Data Management and Care

Data management is a critical part of the research process and implements safeguards against ethical, financial, and security risks. In academic libraries and other research supporting organizations, managing human subjects data is often taught with a range of motivations to encourage staff and researchers: compliance with funder requirements, securing sensitive information, ethical obligations, and more.

In this lightning talk, I will propose a reframing of the discussion around data management in academic libraries. Rather than promoting research data management as a tool to primarily benefit the researcher or the institution, I will propose that data management should instead be reframed as an act of care for the research participants who have contributed their time, energy, and information for the purpose of the researcher’s own goals, which ultimately benefit the institution. This is especially true for members of vulnerable and minoritized communities.

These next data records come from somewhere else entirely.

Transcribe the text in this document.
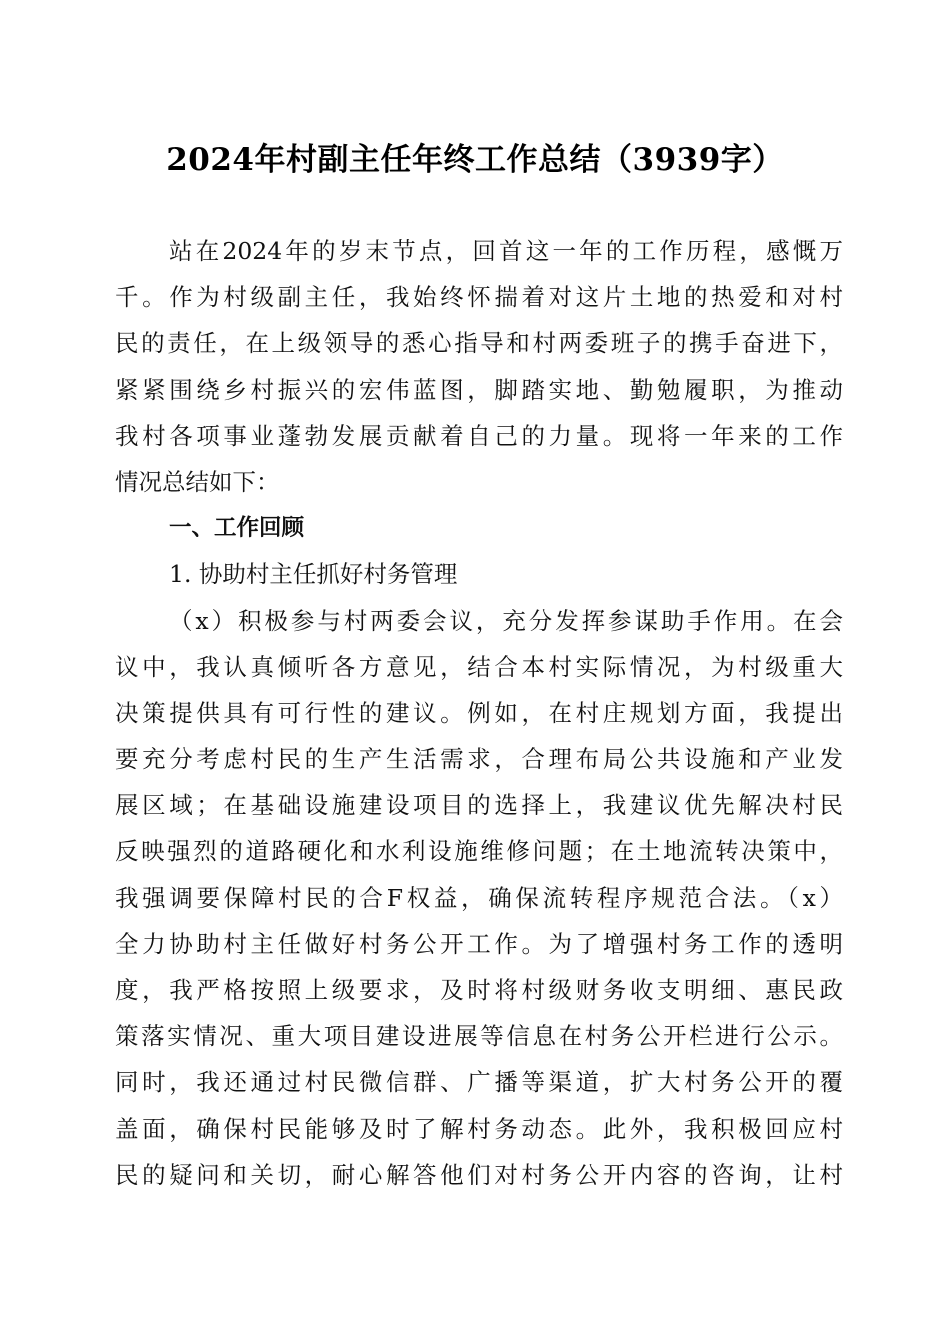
2024年村副主任年终工作总结（3939字）
站在2024年的岁末节点，回首这一年的工作历程，感慨万
千。作为村级副主任，我始终怀揣着对这片土地的热爱和对村
民的责任，在上级领导的悉心指导和村两委班子的携手奋进下，
紧紧围绕乡村振兴的宏伟蓝图，脚踏实地、勤勉履职，为推动
我村各项事业蓬勃发展贡献着自己的力量。现将一年来的工作
情况总结如下：
一、工作回顾
1. 协助村主任抓好村务管理
（x）积极参与村两委会议，充分发挥参谋助手作用。在会
议中，我认真倾听各方意见，结合本村实际情况，为村级重大
决策提供具有可行性的建议。例如，在村庄规划方面，我提出
要充分考虑村民的生产生活需求，合理布局公共设施和产业发
展区域；在基础设施建设项目的选择上，我建议优先解决村民
反映强烈的道路硬化和水利设施维修问题；在土地流转决策中，
我强调要保障村民的合F权益，确保流转程序规范合法。（x）
全力协助村主任做好村务公开工作。为了增强村务工作的透明
度，我严格按照上级要求，及时将村级财务收支明细、惠民政
策落实情况、重大项目建设进展等信息在村务公开栏进行公示。
同时，我还通过村民微信群、广播等渠道，扩大村务公开的覆
盖面，确保村民能够及时了解村务动态。此外，我积极回应村
民的疑问和关切，耐心解答他们对村务公开内容的咨询，让村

Research data management tutorials and resources warn of the impact on researchers when they do not effectively manage the data that they collect and control. These warnings often focus on research, legal, and financial ramifications of poor data management practices. However, an often overlooked potential harm is the impact on the individuals who are part of the research data. Treating data management as an act of care is one approach to elevating the safety and security of the people behind the data points. This is distinct from the ethics of data management, which often distances the research subjects from the researchers by abstracting the real harms that can come from poor data management.

This lightning talk will also propose questions for further discussion, a couple of which include: How do we move from compliance-based ethics frameworks to community-developed ethics frameworks? What role does aggregation play in both data invisibility and data management practices?